From NDA to closing: here's exactly how the deal process works
Last week's post on buying businesses instead of starting them hit a nerve. I got multiple messages asking the same question: "This makes sense, but what does the actual process look like?" Today I'm walking you through the 120-day roadmap from finding a business to owning it.
Money Matters
Let's assume you've committed to acquiring a business and talked to an SBA loan specialist. You've found that $400,000 free cash flow company selling for $1.2 million we discussed last week. Now what?

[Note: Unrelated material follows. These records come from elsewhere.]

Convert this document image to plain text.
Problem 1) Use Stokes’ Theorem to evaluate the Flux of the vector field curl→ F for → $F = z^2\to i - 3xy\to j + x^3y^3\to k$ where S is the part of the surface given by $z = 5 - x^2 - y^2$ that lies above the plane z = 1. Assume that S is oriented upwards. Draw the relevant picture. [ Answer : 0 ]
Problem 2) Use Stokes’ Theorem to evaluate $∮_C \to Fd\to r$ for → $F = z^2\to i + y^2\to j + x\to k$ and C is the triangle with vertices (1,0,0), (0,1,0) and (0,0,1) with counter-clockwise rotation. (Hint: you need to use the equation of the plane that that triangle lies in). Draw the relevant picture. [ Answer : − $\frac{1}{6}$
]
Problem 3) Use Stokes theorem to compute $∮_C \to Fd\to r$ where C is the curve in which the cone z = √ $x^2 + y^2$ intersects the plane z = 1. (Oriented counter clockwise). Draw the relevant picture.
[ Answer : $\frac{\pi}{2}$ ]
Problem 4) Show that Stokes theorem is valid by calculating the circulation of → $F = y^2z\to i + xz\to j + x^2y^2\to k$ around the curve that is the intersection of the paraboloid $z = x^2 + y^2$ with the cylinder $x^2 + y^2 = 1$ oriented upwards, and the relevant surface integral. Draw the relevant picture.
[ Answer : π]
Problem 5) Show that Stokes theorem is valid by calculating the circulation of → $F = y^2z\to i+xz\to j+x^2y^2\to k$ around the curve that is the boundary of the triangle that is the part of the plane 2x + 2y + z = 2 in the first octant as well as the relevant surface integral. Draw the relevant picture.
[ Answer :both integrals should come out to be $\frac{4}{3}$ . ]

There's a specific sequence of steps that protects both you and the seller while ensuring you don't waste months on a deal that falls apart (and some still do).
The process breaks into four distinct phases: initial interest and information gathering, letter of intent and exclusivity, purchase agreement negotiation, and extended due diligence with banking. Each phase has specific documents, timelines, and objectives.
Here's what most people don't understand: you're not always buying assets, you're buying revenue streams. Many great businesses don't have heavy equipment or real estate - they have customers, employees, and repeatable income. That's exactly why SBA loans exist. Traditional banks want collateral they can touch. The SBA program recognizes that cash flow businesses create real value even without tangible assets.
The timeline matters because you're coordinating multiple moving parts: seller negotiations, legal documentation, banking approval, and your own due diligence. Rush any component and you risk killing the deal or buying a problem. Take too long and you lose exclusivity or banking commitment.